Innovative ways to use the treadmill

Put simply, the treadmill bores so many people in the gym that they just choose not to use it. That might seem like a mistake but the treadmill is definitely one of the despensible objects in your workout. That is, if you don’t use it effectively. Because typically, anything that could be done on a treadmill could be done just as easily on a real road. Well things have changed and people are starting to use the treadmill in innovative new ways in order to shake up their normal gym routine.

Even for the toughest skinned people it can sometimes be just too cold, wet or icy to get cardio done on the roads, particularly in Britain. So it is no surprise that so many of us use these winter months to really exploit our gym’s treadmill and get our cardio in. For some, the extent to which they use a treadmill is to warm up and that’s fine. But I want to talk about going that bit further and incorporating this machine into a bigger picture.

The number one mistake that people make is that they get on the treadmill, set a mid-level speed, put in their headphones and run for 30 minutes. Everything that we understand about cardio should be telling you that is the wrong way to do it. We need to be varying speed, incline and therefore intensity to maximise our results.

Obviously you want to start with a warm up and you should feel free to choose whichever one works for you. Then why not give something new a try? Think about what we do when we focus on HIIT. We look for intensity for a short period, followed by a rest period and then repetition, usually with increased intensity. So the best thing to do is replicate this on the treadmill.

The great thing about this is that it gives you the freedom to design brand new workouts over and over again, just as long as you follow that pattern. So try a 15-20 second burst at the fastest sprint you can manage and then go back down to a walk or slow jog for 30-60 seconds and then you have yourself HIIT.

One of the best things about a treadmill is that you can alter the incline at which you are running. So if you don’t fancy jumping straight into full sprints then try a medium-fast run for a minute at 1% incline and follow that with 60-90 seconds at a slower pace. Then slowly crank up the speed and incline for each repetition. Ultimately you will find out just how fast you can sprint up hill. So push yourself to achieve more, while obviously making sure you aren’t risking your safety.

A lot of treadmills will measure heart rate too so if you don’t want to change intensity based on speed then do it on heart rate. Use a higher heart rate as the intense part and set a target to come down to when resting. This way you will find that remaining constant over subsequent workouts but you will probably need to go faster to get up to the same number of beats per minute.

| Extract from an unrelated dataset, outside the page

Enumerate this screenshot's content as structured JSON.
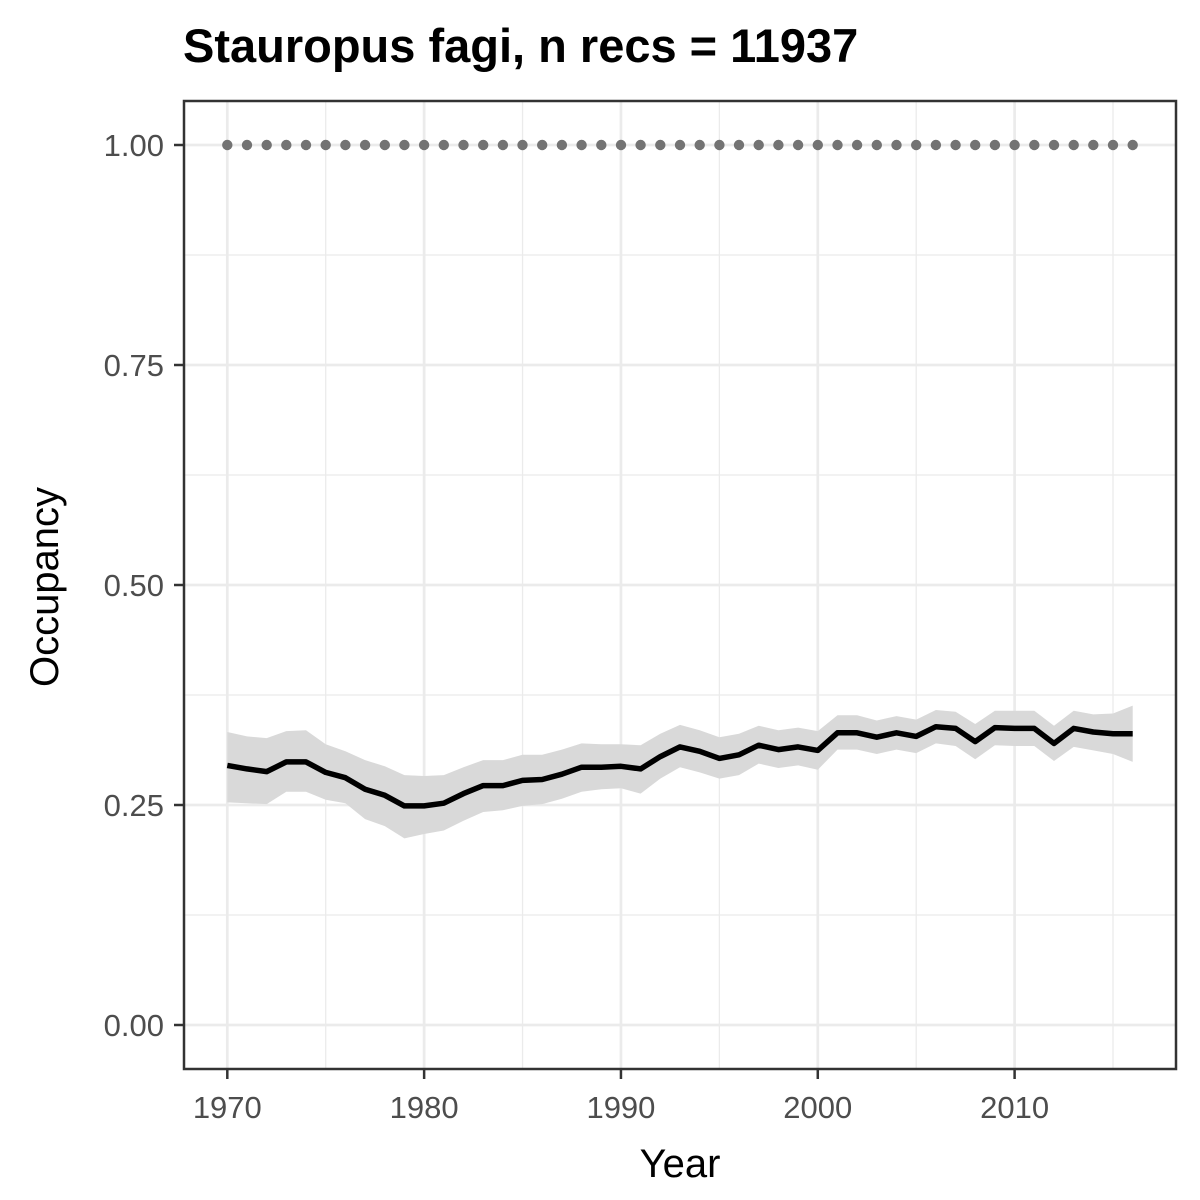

And it doesn’t just have to be running. More and more people are doing their walking lunges on treadmills now because they don’t need to clear a long, free space in the gym. You can do as many as you like for as long as you need. The same can be said of side shuffles or any other exercises that require a lot of room and repetitive movement in the gym. The chances are you can try to move it onto the treadmill in order to innovate and bring a fresh new aspect to your training.